Fantasy role-playing game supplement

Thieves' Guild 4 is the third in a series of supplements published by Gamelords in 1981 for the fantasy role-playing game Thieves' Guild.

==Contents==
Thieves' Guild 4 contains adventure scenarios for thief player characters who can choose to be either part of the city thieves' guild or the Black Hand splinter group. Two scenarios are included. One involves a cat burglary, while the other is about armed robbery. The scenarios both require information-gathering skills. New rules for perceptiveness and for how to follow and not be followed by other characters are included.

==Publication history==
Gamelords published the fantasy role-playing game in 1980, and the produced a number of supplements for it that included scenarios and expanded rules. The third in this series of supplements was Thieves' Guild 4, designed by Richard Meyer and Kerry Lloyd, released in 1981.

==Reception==
In Issue 46 of The Space Gamer (December 1981), Lewis Pulsipher commented "If thieves are your favorite character, you should subscribe to Thieves Guild." Pulsipher

Pulsipher also reviewed Thieves' Guild IV for White Dwarf #31, noting, ""Gamelordss products are not for everyone, but a boon to the minority of FRPers at whom they are aimed." Pulsipher concluded by giving this product a rating of 8 out of 10.
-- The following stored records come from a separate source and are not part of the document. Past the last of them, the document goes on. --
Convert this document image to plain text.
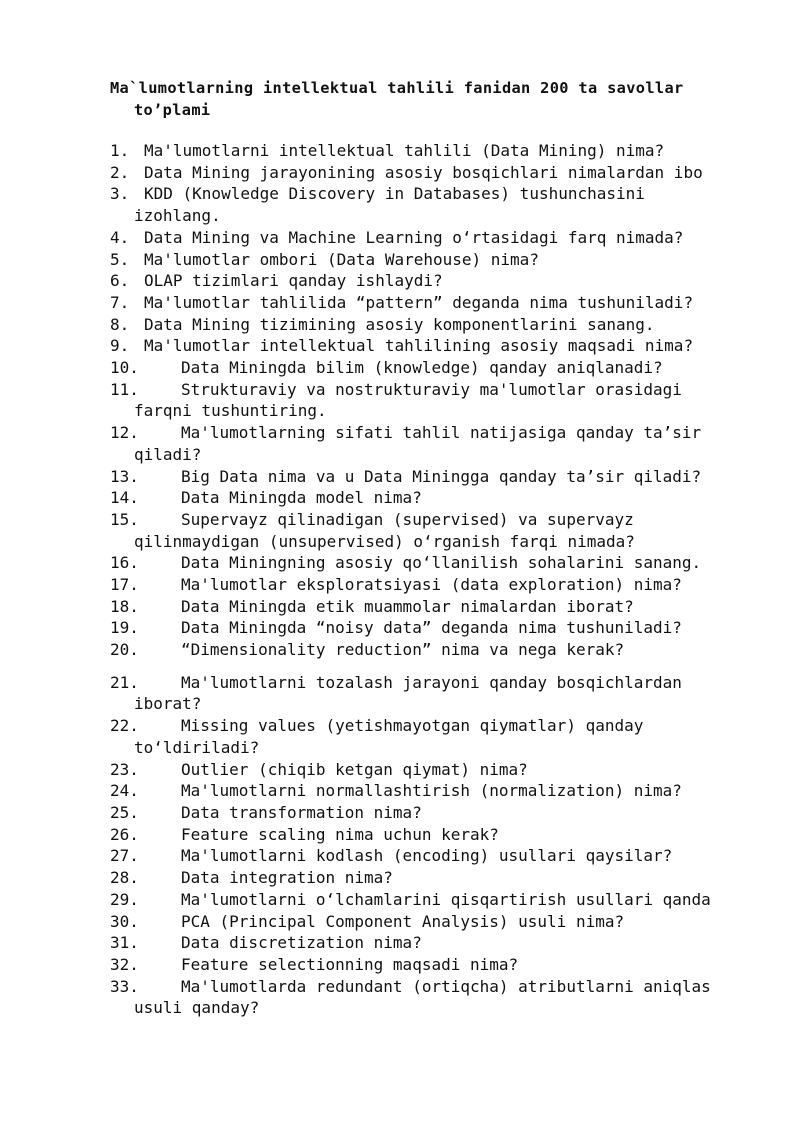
Ma`lumotlarning intellektual tahlili fanidan 200 ta savollar
to’plami
1. Ma'lumotlarni intellektual tahlili (Data Mining) nima?
2. Data Mining jarayonining asosiy bosqichlari nimalardan ibo
3. KDD (Knowledge Discovery in Databases) tushunchasini
izohlang.
4. Data Mining va Machine Learning o‘rtasidagi farq nimada?
5. Ma'lumotlar ombori (Data Warehouse) nima?
6. OLAP tizimlari qanday ishlaydi?
7. Ma'lumotlar tahlilida “pattern” deganda nima tushuniladi?
8. Data Mining tizimining asosiy komponentlarini sanang.
9. Ma'lumotlar intellektual tahlilining asosiy maqsadi nima?
10.	Data Miningda bilim (knowledge) qanday aniqlanadi?
11.	Strukturaviy va nostrukturaviy ma'lumotlar orasidagi
farqni tushuntiring.
12.	Ma'lumotlarning sifati tahlil natijasiga qanday ta’sir
qiladi?
13.	Big Data nima va u Data Miningga qanday ta’sir qiladi?
14.	Data Miningda model nima?
15.	Supervayz qilinadigan (supervised) va supervayz
qilinmaydigan (unsupervised) o‘rganish farqi nimada?
16.	Data Miningning asosiy qo‘llanilish sohalarini sanang.
17.	Ma'lumotlar eksploratsiyasi (data exploration) nima?
18.	Data Miningda etik muammolar nimalardan iborat?
19.	Data Miningda “noisy data” deganda nima tushuniladi?
20.	“Dimensionality reduction” nima va nega kerak?
21.	Ma'lumotlarni tozalash jarayoni qanday bosqichlardan
iborat?
22.	Missing values (yetishmayotgan qiymatlar) qanday
to‘ldiriladi?
23.	Outlier (chiqib ketgan qiymat) nima?
24.	Ma'lumotlarni normallashtirish (normalization) nima?
25.	Data transformation nima?
26.	Feature scaling nima uchun kerak?
27.	Ma'lumotlarni kodlash (encoding) usullari qaysilar?
28.	Data integration nima?
29.	Ma'lumotlarni o‘lchamlarini qisqartirish usullari qanda
30.	PCA (Principal Component Analysis) usuli nima?
31.	Data discretization nima?
32.	Feature selectionning maqsadi nima?
33.	Ma'lumotlarda redundant (ortiqcha) atributlarni aniqlas
usuli qanday?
In Issue 17 of Abyss (February 1982), Dave Nalle commented, "At $5.95, the cost is not really too high compared with the rest of the market, and the material is unusually logical, if only moderately exciting."

John T. Sapienza, Jr. reviewed Thieves' Guild 4, Thieves' Guild 5, and Thieves' Guild VI for Different Worlds and stated that "even if you are not particularly interested in thieves for role-playing, the Thieves' Guild line is worth looking at for ideas."